The Main procedure is the first code to run when your application has been loaded. Main serves as the starting point and overall control for your application.

There are four variations of the Main

Sub Main()

Sub Main(ByVal cmdArgs() As String)

Function Main() As Integer

Function Main(ByVal cmdArgs() As String) As Integer

The most common variety of this procedure is Sub Main().

VB.Net Hello World Example

Let's have a look at a simple code that would print the string "Welcome to VB.NET Tutorial."

Imports System

Module Program
    'It will display a string on the console 
    Sub Main(args As String())
        Console.WriteLine("Welcome to VB.NET Tutorial.")
    End Sub
End Module

Let's discuss various parts of the above program.

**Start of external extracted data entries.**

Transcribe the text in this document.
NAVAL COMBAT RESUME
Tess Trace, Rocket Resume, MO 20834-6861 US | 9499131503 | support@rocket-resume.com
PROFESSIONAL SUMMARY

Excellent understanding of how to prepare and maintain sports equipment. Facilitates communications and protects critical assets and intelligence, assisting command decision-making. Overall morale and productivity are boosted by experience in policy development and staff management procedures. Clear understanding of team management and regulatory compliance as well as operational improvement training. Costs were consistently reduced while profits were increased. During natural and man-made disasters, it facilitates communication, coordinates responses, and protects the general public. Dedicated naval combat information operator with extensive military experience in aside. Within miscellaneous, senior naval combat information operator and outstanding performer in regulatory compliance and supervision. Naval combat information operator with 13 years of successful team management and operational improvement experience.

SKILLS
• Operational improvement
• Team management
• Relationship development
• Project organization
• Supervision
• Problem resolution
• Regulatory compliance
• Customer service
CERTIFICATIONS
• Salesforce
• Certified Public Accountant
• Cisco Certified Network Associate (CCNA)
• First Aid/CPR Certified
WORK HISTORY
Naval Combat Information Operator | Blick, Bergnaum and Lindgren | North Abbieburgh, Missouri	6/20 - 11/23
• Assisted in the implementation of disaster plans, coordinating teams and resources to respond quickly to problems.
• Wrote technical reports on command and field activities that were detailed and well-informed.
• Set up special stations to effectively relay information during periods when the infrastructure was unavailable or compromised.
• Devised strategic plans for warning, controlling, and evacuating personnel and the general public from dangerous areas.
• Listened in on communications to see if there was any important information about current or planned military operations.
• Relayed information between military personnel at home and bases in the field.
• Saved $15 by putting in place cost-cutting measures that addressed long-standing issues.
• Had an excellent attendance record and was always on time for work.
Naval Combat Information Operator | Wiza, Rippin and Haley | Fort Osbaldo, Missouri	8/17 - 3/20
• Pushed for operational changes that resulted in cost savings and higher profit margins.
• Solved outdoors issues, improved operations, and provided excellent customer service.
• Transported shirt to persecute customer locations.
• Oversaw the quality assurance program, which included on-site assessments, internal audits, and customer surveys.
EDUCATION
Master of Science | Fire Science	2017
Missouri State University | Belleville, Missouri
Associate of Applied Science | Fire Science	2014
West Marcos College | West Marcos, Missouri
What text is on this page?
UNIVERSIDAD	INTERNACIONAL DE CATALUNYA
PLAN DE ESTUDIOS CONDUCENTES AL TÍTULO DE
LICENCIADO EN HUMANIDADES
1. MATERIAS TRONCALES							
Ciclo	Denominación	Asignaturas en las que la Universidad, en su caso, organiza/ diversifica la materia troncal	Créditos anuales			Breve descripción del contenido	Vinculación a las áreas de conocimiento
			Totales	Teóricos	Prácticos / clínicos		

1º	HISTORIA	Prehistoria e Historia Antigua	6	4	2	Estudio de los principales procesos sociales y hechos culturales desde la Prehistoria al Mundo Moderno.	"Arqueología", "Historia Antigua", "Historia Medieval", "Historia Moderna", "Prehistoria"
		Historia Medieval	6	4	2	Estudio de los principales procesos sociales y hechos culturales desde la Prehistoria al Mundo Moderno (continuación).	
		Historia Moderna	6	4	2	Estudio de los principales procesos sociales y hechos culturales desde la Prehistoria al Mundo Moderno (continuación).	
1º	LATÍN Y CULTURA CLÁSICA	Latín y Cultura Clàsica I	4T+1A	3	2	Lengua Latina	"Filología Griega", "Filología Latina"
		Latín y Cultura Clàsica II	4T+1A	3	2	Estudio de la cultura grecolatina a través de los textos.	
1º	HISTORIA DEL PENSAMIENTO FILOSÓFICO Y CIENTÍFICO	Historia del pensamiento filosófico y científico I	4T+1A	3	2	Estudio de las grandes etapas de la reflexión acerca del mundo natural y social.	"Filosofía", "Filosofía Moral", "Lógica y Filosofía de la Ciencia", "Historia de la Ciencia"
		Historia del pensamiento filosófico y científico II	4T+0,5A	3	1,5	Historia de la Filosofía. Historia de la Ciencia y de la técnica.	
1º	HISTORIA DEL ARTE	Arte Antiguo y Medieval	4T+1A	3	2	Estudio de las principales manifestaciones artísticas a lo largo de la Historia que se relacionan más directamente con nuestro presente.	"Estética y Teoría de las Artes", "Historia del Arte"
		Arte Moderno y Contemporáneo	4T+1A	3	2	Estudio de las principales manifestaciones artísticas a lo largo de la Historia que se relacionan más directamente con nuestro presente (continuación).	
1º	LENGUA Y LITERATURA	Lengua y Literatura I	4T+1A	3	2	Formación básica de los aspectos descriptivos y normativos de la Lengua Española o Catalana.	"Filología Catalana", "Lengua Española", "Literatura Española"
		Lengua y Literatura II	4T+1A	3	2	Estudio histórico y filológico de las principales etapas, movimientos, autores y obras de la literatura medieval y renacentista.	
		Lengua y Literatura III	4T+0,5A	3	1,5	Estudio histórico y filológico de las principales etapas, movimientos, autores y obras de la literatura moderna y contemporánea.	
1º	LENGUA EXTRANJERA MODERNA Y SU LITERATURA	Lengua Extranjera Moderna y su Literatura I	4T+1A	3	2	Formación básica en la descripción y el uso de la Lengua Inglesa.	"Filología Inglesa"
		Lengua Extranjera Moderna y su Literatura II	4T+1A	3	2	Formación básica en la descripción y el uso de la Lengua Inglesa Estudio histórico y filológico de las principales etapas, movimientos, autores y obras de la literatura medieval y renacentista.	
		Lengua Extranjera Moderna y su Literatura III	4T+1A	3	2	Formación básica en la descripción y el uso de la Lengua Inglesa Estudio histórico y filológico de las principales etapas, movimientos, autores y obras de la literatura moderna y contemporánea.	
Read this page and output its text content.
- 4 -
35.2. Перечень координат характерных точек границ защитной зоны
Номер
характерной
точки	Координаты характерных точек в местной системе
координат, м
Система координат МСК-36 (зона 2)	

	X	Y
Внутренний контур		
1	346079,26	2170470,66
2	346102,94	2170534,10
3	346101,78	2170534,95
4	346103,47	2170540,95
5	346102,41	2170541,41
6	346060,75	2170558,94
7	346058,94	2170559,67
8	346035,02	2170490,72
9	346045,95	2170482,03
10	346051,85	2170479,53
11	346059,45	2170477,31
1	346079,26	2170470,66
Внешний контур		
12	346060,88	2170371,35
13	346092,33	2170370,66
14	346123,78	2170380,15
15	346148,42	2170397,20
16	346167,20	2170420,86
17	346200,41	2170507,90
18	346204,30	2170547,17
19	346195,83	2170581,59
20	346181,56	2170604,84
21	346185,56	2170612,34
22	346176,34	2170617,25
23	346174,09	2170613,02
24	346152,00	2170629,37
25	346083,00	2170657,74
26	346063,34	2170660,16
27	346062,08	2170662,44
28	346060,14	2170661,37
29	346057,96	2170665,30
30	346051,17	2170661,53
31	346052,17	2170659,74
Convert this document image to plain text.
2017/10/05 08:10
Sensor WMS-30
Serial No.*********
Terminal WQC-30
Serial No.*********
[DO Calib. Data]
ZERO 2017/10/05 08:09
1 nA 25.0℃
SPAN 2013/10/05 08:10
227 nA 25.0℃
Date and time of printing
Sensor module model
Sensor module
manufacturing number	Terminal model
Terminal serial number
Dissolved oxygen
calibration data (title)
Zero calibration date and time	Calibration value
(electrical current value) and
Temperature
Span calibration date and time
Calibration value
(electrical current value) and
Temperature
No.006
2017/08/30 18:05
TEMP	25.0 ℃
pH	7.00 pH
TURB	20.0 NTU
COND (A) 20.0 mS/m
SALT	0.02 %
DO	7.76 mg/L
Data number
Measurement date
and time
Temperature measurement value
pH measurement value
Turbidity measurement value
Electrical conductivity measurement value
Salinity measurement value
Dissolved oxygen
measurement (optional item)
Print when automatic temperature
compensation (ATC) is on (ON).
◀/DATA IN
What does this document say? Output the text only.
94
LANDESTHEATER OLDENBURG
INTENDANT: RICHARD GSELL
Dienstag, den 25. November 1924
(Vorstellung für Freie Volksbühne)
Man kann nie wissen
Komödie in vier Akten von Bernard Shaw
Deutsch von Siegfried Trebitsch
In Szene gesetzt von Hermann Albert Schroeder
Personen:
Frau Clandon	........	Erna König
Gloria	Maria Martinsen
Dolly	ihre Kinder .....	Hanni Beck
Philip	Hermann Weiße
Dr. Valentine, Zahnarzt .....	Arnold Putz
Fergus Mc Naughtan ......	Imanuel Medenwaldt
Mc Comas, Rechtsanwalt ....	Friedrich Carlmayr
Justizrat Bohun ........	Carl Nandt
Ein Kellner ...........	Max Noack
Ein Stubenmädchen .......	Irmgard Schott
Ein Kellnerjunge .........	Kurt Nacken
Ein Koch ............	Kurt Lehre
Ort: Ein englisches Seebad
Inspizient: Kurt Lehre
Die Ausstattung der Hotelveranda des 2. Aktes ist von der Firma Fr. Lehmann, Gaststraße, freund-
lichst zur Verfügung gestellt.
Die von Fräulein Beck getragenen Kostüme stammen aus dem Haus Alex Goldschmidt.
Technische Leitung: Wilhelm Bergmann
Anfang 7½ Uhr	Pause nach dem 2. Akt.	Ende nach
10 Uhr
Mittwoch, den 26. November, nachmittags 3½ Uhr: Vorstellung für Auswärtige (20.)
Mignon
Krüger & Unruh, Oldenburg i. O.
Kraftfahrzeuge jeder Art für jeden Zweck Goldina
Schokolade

  • The first line of the program Imports System is used to include the System namespace in the program.
  • The next line has a Module declaration, the module Program.
  • VB.Net is completely object-oriented, so every program must contain a module of a class that contains the data and procedures that your program uses.
  • Classes or Modules generally would contain more than one procedure.
  • Procedures contain the executable code, or in other words, they define the behavior of the class.
  • The next line starts with ' will be ignored by the compiler because it a comment.
  • The next line defines the Main procedure, which is the entry point for all VB.Net programs.
  • The Main procedure states what the module or class will do when executed.
  • The Console.WriteLine("Welcome to VB.NET Tutorial.") in the Main procedure print the string on the screen.